Getty TGN
Last week, the Getty announced the latest installation of their linked open data vocabularies: the Thesaurus of Geographic Names. Like the previously released AAT, the TGN is available through a SPARQL endpoint. After returning from the Semantic Technology and Business conference in San Jose (which I have discussed in another blog post), I set out to integrate TGN lookups into the various cultural heritage data frameworks that I'm developing.Both xEAC and EADitor have been extended to enable lookups of the Getty TGN through their editing interfaces. The functionality is identical to the occupation and function lookups in both systems. 1. The user performs a text search for a term, 2. the XForms engine submits a SPARQL query to the Getty endpoint, and 3. the user then selects the appropriate item from a list generated from the SPARQL response. See the example from xEAC, below:
The geographic lookup mechanism in xEAC also includes an option for geographic names in the Library of Congress Name Authority File.
SNAC Integration
In addition to extending the geographic lookup functionality in both EADitor and xEAC, I have also implemented a SNAC lookup in both applications. With the addition of two URL parameters, the search results page in SNAC can provide the raw cross query XML response instead of the default HTML. I hope that SNAC will eventually provide a documented search API that returns results in a more formal standard, like Atom.In xEAC, the lookup will embed the SNAC URI into the otherRecordId and source in the EAC-CPF control.

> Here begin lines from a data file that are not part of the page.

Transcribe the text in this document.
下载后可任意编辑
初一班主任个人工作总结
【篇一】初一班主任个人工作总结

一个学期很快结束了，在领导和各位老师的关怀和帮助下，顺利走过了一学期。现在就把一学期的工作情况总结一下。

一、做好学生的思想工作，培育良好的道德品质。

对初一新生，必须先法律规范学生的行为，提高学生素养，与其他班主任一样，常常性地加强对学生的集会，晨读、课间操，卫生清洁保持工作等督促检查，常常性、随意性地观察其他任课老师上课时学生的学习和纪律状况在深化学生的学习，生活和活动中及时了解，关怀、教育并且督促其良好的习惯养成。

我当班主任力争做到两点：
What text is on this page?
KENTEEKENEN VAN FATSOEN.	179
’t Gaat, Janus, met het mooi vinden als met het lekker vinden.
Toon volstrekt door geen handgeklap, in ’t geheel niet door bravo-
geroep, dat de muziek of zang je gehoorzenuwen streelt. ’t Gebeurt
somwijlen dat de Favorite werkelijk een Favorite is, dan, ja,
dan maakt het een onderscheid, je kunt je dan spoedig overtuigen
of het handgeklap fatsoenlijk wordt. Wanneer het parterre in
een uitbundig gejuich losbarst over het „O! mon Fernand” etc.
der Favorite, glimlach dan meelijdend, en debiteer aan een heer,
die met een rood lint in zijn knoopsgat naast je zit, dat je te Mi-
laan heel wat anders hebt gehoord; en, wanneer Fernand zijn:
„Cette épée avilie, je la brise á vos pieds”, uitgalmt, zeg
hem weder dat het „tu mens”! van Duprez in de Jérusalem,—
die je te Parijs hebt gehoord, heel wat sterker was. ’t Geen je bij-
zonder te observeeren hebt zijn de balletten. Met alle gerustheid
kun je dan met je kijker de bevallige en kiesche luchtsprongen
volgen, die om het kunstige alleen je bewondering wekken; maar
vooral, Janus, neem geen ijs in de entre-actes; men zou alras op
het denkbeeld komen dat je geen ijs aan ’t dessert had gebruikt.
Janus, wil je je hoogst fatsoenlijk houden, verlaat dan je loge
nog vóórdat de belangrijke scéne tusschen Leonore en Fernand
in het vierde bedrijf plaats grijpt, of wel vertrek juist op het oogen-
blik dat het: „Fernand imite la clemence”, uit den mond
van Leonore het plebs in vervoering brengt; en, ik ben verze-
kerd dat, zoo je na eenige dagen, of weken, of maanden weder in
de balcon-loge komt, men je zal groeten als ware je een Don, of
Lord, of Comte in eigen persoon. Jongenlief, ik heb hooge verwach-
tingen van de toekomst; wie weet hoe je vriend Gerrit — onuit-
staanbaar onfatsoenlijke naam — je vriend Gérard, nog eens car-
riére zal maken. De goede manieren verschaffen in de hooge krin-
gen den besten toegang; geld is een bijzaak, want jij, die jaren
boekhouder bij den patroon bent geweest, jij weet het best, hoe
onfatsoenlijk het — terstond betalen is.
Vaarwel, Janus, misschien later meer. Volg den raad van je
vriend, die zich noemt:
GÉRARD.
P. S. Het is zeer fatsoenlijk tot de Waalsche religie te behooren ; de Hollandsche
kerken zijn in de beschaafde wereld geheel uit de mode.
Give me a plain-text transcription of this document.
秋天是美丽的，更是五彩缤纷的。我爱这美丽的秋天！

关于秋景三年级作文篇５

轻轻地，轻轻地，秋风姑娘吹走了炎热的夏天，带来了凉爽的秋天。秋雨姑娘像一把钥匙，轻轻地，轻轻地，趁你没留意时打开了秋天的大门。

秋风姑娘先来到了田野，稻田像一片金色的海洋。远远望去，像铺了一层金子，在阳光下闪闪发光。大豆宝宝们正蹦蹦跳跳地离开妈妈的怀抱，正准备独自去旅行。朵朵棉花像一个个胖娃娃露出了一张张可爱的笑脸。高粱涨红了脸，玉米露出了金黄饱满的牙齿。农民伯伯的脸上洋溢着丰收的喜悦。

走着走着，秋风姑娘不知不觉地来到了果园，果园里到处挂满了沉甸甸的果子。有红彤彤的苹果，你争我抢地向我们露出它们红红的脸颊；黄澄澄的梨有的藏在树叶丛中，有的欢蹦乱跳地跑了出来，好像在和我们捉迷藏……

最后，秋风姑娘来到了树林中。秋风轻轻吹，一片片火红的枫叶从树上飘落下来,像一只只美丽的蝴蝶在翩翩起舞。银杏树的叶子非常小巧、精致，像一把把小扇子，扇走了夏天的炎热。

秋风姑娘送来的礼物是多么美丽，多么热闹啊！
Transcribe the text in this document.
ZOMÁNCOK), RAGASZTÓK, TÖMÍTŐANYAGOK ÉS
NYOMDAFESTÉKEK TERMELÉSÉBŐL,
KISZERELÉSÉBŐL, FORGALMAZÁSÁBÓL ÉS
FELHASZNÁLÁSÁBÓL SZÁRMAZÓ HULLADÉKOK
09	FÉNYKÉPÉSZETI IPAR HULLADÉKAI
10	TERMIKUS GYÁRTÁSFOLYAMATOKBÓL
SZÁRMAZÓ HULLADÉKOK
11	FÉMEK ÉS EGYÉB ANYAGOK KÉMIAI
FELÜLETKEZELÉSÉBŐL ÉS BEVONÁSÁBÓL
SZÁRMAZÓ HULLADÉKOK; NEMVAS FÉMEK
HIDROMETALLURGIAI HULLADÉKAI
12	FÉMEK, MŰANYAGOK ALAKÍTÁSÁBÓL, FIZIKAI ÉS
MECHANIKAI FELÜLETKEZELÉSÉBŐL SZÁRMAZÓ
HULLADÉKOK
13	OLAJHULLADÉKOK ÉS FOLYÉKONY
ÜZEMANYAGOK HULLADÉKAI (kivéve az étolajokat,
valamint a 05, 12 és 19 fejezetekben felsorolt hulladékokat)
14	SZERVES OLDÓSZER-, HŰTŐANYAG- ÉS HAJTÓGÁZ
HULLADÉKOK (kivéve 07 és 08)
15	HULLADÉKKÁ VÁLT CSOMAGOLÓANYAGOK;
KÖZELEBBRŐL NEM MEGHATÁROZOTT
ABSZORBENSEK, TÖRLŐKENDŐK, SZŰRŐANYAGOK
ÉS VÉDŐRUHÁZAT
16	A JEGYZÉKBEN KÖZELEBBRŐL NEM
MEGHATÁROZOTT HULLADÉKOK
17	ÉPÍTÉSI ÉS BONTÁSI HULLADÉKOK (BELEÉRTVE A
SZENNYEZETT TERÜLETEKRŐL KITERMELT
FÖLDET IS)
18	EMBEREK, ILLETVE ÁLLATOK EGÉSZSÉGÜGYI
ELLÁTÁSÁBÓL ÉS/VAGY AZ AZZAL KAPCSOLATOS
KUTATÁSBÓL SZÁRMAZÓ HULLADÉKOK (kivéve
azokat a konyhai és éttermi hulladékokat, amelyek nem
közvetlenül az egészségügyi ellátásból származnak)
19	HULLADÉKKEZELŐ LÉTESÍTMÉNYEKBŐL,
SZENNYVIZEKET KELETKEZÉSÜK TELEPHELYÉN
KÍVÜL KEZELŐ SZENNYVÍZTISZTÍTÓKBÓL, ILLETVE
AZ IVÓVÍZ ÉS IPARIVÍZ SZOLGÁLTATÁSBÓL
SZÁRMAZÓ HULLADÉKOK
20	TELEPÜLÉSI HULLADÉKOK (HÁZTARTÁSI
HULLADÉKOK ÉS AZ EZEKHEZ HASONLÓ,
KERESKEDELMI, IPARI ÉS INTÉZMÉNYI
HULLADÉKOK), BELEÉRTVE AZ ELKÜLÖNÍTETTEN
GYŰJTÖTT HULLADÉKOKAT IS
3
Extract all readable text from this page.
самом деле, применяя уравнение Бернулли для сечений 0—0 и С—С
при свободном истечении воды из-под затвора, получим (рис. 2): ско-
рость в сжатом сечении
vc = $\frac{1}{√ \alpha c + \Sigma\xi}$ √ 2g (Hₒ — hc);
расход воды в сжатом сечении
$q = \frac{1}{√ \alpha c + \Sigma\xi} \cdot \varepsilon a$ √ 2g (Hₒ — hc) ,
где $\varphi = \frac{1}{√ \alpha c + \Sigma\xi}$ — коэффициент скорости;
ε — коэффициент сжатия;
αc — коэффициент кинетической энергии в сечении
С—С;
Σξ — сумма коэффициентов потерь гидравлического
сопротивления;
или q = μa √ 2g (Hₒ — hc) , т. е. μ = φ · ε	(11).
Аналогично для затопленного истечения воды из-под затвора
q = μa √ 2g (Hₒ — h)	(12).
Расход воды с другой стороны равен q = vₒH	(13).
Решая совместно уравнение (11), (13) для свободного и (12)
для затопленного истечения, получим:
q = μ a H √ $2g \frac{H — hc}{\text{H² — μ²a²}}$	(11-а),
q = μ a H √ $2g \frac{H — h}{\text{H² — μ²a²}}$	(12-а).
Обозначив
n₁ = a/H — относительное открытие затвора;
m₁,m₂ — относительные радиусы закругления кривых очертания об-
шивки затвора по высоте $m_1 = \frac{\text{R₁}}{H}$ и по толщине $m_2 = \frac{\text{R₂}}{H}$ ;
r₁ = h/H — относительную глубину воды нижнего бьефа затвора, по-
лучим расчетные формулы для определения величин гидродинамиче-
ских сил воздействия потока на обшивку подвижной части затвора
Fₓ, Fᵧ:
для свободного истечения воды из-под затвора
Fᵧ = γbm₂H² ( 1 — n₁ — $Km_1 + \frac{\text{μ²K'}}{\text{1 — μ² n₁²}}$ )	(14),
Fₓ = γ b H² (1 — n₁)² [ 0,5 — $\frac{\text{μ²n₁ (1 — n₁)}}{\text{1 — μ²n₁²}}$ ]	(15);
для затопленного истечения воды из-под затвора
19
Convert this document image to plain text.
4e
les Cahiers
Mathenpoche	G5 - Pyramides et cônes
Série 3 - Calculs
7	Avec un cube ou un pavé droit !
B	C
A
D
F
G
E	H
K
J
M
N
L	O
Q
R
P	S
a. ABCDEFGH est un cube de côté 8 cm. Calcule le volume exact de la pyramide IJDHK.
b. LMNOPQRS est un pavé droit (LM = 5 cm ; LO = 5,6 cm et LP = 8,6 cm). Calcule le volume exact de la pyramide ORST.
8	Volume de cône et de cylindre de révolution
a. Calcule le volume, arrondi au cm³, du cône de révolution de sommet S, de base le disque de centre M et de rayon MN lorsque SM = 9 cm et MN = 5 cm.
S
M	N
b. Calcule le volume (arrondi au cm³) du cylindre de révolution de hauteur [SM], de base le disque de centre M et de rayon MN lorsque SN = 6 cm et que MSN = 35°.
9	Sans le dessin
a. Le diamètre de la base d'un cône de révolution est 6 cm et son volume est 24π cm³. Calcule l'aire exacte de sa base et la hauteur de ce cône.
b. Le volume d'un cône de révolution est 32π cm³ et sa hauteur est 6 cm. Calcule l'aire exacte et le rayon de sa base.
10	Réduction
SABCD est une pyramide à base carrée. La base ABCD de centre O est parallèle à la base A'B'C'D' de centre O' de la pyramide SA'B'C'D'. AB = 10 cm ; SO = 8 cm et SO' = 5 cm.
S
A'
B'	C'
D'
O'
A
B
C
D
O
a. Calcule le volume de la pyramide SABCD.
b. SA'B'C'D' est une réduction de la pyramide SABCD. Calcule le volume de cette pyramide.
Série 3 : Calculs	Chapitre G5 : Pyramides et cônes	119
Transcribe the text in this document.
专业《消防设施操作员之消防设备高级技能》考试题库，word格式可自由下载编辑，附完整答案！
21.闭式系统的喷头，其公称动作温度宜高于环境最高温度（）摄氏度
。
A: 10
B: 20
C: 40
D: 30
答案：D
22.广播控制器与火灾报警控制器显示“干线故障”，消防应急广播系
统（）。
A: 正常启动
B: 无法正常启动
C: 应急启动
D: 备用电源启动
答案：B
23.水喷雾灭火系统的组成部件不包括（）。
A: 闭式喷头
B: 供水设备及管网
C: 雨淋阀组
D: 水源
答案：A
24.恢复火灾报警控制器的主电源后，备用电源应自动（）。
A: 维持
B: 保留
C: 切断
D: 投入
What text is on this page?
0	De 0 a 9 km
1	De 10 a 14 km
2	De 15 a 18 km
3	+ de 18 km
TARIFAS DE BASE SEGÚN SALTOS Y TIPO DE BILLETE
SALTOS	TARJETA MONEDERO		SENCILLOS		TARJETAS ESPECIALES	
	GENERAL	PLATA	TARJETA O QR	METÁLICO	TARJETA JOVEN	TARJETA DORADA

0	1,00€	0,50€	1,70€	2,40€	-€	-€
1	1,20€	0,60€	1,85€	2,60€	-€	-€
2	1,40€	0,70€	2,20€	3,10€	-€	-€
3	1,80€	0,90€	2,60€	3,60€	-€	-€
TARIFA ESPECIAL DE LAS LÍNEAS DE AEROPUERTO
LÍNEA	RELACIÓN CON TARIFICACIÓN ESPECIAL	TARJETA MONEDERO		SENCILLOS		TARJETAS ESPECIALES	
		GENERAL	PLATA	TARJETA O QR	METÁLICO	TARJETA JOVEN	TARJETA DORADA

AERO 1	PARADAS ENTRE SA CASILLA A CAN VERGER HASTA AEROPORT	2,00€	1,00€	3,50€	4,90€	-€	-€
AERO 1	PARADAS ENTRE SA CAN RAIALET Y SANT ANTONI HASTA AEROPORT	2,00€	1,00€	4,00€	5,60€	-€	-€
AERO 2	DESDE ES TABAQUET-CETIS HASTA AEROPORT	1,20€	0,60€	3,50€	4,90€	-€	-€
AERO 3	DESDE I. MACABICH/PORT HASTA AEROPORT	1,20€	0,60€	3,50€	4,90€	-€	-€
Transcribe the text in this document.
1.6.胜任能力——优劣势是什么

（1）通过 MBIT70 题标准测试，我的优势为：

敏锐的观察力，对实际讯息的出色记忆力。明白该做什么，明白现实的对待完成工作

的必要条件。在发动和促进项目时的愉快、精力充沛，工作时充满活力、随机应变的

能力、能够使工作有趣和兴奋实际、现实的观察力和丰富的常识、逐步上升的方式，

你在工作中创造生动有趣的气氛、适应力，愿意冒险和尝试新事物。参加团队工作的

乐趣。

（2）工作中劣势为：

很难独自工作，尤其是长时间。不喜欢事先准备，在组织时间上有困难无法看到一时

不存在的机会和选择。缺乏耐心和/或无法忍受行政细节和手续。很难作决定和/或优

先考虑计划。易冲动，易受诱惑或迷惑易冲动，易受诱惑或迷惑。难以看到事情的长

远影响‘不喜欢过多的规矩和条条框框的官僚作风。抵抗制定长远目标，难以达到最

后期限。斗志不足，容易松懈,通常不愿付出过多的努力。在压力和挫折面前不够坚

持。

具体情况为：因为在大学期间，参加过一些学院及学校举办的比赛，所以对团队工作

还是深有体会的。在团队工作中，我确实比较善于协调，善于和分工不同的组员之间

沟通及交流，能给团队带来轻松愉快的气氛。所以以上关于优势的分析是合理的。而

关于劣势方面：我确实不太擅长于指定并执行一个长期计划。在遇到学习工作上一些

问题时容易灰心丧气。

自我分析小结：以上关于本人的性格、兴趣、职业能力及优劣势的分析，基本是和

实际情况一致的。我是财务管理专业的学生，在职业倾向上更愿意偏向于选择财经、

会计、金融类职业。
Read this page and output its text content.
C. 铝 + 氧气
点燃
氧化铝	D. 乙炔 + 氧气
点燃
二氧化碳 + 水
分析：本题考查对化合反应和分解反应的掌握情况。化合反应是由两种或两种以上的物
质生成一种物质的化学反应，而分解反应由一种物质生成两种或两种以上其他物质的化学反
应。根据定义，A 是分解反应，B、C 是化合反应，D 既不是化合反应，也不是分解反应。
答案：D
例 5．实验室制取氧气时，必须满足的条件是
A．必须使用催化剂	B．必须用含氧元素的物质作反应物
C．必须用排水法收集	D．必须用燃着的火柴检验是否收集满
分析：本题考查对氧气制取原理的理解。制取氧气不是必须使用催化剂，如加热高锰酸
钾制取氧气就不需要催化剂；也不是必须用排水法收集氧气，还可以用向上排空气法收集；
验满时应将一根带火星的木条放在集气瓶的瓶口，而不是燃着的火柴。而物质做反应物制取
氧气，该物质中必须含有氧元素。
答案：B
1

Nothing else is pulled from SNAC at the moment, either into the EAC record or into the public user interface, although this could change eventually.
In EADitor, the persname, corpname, and famname element components have been extended to include the SNAC lookup in addition to VIAF and xEAC (if a xEAC instance has been added into the EADitor settings). The SNAC URI is stored in the @authfilenumber of the associated EAD element.
SNAC URIs that are embedded into EAD finding aids (like the URIs from other linked open data vocabulary systems) will be included in the RDF serialization of the archival collection data. This may pave the way for users of EADitor to make their content accessible through SNAC, or whatever international archival entity system evolves from SNAC, by means of linked open data technologies.